Life on the Wards
“The patient is a 47 year old with metastatic esophageal squamous cell carcinoma locally invading the stomach, pancreas, and left adrenal gland who came to the hospital with dysphagia to liquids and solids then found to also have multiple liver abscesses and potential metastases to the liver. Would either of you like to cover this one?”
I should back up. My M3 [third year medical student] partner and I started on the hospital wards at the end of August 2011. At that time, the team already had several patients for which to care. One of the M3’s switching off of the team pulled me aside and told me I needed to meet one of the patients, this “adorable, sweet man.” When my new resident presented his case, I jumped at the opportunity. I had no idea what was ahead of me.
On the first day, I was overwhelmed by the unfamiliar system, by the hectic wards, and by the length of the patient’s medication and problem lists. [The patient] had only been in the hospital for a quick 5 days prior to meeting me, but his chart had grown fat quickly. Getting to know him on paper seemed onerous and inappropriate. I went in to see my first patient, and we chatted.

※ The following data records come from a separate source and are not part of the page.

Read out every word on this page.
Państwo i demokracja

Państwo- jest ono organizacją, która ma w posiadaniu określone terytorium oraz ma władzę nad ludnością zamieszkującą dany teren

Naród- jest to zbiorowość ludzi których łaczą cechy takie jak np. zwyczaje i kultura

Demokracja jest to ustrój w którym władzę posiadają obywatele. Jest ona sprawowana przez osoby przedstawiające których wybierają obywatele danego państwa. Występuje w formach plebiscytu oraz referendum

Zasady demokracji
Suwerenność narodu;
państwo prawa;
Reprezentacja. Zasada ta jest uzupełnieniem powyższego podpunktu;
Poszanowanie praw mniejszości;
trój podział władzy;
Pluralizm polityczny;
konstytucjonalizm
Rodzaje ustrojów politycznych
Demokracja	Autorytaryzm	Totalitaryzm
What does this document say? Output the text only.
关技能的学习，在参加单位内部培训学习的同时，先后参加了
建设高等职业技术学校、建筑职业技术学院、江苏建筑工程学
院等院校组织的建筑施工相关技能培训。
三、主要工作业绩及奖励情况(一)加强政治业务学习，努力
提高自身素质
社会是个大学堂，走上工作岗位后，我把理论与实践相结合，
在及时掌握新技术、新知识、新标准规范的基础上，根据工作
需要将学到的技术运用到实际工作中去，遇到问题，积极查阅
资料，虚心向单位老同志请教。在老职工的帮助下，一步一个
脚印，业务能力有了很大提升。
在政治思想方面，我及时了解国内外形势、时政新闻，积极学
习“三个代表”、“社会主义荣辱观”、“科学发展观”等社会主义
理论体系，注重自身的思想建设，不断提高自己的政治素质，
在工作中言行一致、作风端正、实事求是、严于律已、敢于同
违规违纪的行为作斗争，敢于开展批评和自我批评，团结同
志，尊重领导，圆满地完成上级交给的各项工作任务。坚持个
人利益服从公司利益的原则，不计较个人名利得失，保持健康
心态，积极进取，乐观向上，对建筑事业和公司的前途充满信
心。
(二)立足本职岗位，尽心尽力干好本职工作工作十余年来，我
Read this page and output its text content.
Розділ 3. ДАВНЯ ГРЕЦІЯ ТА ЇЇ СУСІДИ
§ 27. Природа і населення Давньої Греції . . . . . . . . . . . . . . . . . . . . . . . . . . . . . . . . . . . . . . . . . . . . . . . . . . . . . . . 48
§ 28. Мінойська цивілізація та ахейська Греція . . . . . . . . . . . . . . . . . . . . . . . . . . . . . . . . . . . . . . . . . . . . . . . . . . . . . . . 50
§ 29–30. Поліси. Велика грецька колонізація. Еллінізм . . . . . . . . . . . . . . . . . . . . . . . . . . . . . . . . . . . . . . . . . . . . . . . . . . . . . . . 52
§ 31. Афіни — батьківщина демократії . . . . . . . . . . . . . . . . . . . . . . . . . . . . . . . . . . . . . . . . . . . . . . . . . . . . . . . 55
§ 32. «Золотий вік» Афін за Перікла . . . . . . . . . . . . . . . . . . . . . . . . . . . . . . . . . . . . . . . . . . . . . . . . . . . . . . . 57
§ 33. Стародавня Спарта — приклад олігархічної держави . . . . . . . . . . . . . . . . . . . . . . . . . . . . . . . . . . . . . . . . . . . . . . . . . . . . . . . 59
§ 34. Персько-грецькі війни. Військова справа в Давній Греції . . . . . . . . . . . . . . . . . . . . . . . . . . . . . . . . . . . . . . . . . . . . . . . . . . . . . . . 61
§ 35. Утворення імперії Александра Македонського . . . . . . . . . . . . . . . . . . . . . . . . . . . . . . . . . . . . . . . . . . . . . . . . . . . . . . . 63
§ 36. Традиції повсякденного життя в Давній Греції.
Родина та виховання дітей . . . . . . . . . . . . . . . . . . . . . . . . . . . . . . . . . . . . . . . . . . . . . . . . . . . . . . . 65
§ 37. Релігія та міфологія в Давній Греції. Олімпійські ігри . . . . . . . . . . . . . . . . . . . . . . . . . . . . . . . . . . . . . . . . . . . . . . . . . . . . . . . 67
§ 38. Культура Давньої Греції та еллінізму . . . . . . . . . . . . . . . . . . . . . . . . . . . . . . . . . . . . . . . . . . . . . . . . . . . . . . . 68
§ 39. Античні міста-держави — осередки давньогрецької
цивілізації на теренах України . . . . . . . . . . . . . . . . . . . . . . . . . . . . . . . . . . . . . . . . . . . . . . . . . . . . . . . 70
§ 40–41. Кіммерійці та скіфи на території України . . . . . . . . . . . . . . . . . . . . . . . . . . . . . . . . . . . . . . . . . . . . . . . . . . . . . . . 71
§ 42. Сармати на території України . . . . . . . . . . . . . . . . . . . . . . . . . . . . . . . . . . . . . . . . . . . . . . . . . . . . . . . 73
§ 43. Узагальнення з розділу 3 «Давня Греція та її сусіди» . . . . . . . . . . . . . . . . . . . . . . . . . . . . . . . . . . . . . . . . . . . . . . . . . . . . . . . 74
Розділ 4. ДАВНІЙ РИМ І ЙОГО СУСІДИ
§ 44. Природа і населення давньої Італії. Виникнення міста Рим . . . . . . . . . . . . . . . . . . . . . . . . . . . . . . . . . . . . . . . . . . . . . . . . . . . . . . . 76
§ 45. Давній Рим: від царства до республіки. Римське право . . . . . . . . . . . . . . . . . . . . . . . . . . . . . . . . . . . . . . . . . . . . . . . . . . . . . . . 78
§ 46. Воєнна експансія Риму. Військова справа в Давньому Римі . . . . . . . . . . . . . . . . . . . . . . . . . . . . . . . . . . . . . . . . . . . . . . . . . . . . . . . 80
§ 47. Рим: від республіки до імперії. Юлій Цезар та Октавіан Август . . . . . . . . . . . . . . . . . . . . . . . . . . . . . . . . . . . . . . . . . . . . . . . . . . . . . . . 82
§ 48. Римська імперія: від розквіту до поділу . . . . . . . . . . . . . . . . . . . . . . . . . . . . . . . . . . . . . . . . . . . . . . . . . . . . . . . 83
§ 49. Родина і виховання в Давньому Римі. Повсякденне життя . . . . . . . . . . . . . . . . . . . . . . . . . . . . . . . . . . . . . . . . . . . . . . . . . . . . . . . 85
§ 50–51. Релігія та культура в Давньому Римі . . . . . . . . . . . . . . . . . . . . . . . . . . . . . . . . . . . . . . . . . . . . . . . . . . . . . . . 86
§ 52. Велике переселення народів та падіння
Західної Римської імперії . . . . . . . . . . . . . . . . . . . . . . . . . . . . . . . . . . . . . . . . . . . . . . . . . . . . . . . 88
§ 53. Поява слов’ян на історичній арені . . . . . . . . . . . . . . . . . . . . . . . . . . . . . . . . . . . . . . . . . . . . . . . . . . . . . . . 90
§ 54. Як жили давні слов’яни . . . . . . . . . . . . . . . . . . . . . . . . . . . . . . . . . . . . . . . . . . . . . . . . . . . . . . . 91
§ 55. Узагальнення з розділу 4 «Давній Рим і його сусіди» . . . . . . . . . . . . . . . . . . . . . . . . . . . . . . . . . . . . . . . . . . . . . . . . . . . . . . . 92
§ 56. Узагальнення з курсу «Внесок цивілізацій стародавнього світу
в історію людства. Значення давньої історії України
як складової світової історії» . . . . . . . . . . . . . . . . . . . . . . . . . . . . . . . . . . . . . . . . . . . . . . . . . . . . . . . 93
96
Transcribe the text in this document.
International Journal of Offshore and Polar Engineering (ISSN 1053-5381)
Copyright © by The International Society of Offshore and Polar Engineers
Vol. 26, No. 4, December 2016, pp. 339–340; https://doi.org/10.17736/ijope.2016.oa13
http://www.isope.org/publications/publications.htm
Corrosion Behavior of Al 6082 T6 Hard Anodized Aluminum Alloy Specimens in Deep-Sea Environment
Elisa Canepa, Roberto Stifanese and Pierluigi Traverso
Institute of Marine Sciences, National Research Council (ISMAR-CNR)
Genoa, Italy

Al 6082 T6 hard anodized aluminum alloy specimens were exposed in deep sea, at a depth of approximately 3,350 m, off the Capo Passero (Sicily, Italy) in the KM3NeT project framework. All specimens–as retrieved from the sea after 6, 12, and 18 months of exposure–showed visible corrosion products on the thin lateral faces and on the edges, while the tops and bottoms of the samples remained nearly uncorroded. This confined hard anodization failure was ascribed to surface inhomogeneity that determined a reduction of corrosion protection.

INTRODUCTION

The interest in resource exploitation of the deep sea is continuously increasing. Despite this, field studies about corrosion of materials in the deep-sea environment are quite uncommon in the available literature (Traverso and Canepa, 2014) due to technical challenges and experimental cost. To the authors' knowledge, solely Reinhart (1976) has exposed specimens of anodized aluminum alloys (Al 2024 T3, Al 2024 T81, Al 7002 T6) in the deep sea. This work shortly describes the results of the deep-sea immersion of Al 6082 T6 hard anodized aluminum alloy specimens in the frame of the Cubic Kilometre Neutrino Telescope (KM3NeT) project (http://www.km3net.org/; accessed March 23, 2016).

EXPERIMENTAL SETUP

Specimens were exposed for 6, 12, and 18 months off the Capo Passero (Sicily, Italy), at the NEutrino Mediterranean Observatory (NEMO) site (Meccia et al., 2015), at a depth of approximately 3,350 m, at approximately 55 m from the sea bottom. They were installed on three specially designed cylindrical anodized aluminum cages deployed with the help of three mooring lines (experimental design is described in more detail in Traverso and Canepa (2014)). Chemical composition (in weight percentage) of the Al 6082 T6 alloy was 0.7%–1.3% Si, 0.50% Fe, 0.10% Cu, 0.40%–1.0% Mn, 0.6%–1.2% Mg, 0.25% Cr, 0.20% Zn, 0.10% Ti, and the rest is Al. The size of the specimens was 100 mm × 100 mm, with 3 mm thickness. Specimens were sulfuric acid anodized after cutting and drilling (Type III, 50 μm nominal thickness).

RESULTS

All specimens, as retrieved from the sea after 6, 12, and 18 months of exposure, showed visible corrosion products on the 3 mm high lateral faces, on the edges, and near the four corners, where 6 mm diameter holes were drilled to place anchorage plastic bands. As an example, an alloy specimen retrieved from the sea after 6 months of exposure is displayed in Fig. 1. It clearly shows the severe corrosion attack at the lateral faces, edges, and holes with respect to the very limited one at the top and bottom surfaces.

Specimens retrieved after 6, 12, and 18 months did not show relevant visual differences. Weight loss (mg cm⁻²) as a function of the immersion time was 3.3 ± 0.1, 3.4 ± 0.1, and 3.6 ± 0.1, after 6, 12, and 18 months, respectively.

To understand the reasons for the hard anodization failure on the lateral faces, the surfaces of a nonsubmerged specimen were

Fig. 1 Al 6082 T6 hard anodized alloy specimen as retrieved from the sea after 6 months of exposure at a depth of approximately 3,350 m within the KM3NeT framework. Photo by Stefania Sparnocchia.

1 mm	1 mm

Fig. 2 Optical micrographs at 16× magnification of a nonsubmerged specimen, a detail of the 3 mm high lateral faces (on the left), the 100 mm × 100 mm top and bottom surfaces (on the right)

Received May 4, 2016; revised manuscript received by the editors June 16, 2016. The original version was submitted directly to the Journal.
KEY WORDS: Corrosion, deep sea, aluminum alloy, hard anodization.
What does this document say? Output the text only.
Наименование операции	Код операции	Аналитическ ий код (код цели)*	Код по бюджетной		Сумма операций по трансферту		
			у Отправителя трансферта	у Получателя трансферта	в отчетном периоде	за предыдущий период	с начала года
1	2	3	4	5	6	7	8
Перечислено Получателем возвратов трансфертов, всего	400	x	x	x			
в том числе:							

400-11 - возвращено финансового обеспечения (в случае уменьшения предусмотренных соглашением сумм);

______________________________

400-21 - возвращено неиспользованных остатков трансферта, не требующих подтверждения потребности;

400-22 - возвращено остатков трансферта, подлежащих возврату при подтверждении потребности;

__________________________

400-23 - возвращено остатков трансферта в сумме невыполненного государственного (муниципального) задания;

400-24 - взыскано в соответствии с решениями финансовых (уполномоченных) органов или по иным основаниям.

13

Over the course of my time in the hospital, I got to know this patient well. I met his “on-and-off girlfriend,” some of his estranged family, and some of his close friends. His story is a sad one, to be frank. He came to the United States at the age of 12 years, following his mother who had just met an American. He left his family to make it on his own — we didn’t really discuss what had happened — but he got by for nearly 30 years as a bartender. He loved his work; it became his life. He had regrets though. He worked in a closed bar in which smoking was encouraged. Further, he was so loved that he was treated frequently to drinks by his customers. Consuming five beverages nightly was commonplace for this patient. He wondered if his lifestyle led to his present illness.
He didn’t truly want to face his diagnosis. I didn’t blame him. His denial was only surpassed by his anxiety and his shyness. Indeed, after only a day of talking, I was the only person the patient would confide in since I was a man, unlike everyone else taking care of him. He didn’t want to be rude inasmuch lose his “machismo,” as he put it. After some intimate conversations and delicate aspects of the physical exam, our trust grew. And, I felt like I was actually helping: I could now relay appropriate information for care to my team without undue embarrassment or fear to the patient. I felt like I had some utility; it was great!
Later, the patient became confused. He had a lot to deal with: plenty of drugs, lots of pain, and a relentless infection. Then, I returned a page ... I was asked to swing by the patient’s room. I was surprised to see him in distress, in pain, and in the throws of acute delirium. Then, he saw me. He smiled and said, “Oh, it’s Vinny, the greatest, nicest guy I’ve ever gotten to know. Have you [nurses] met him?”
I turned bright red. I just tried to help the incredible nursing staff and the patient make it through that complicated morning. Eventually, the patient came around and felt better — the hospital nurses were really something else! We had some somber conversations. I also had the privilege bestowed upon me by my resident to start conversing with the patient’s significant other.
After the subsequent afternoon of lectures, I was en route to meet my team when the patient’s nurse waved me down. The two nurses who helped the patient that morning updated me on the day’s events and asked for my opinion on some of the plan of care. Then, they mentioned that his family and friends brought food for the people taking care of him, specifically asked to save me a plate. I was touched by the whole picture. I followed up on my discussions with the nurses, heading back to talk to them after touching base with my resident.
After his nurse insisted I take the food home, I asked her to page me along with the hospital cover team if I could help that weekend (even though it was my “Golden Weekend” away from the hospital). Her reply touched me: “Well, Vinny, you know, the other night, when he was first really confused at, like, 3 a.m., he asked for you. He was really worried and concerned and wanted us to get you down here. We didn’t know how to reach you, but he might want to see you if something goes on again. He really likes and trusts you — I’ll make sure they page you. Thank you for all the help today!”
The patient — my patient — touched me in ways I didn’t think possible as an M3. He showed me the utility of medical students. We have such a vital role if we can take the time to personally invest in our patients. Then, yes, they will be our patients. And, while it may be a misnomer, our patients can be comforted by calling us their doctors. The greatest lesson I have taken away is that we’ll never truly know how anyone we encounter can change our lives. My patient may think I’ve done something for him; however, the converse is most definitely the reality. [My patient has] inspired me to be better while showing me what a medical student can bring to the team so long as we put in as much work as we can. I know I can do more, and will. [I will do it] for him, and for all of the people who, in the near future, will grant me the privilege of allowing me into their lives.
DiMaggio says the patient was eventually discharged home with only palliative measures. He never heard again from the minimal family the patient had.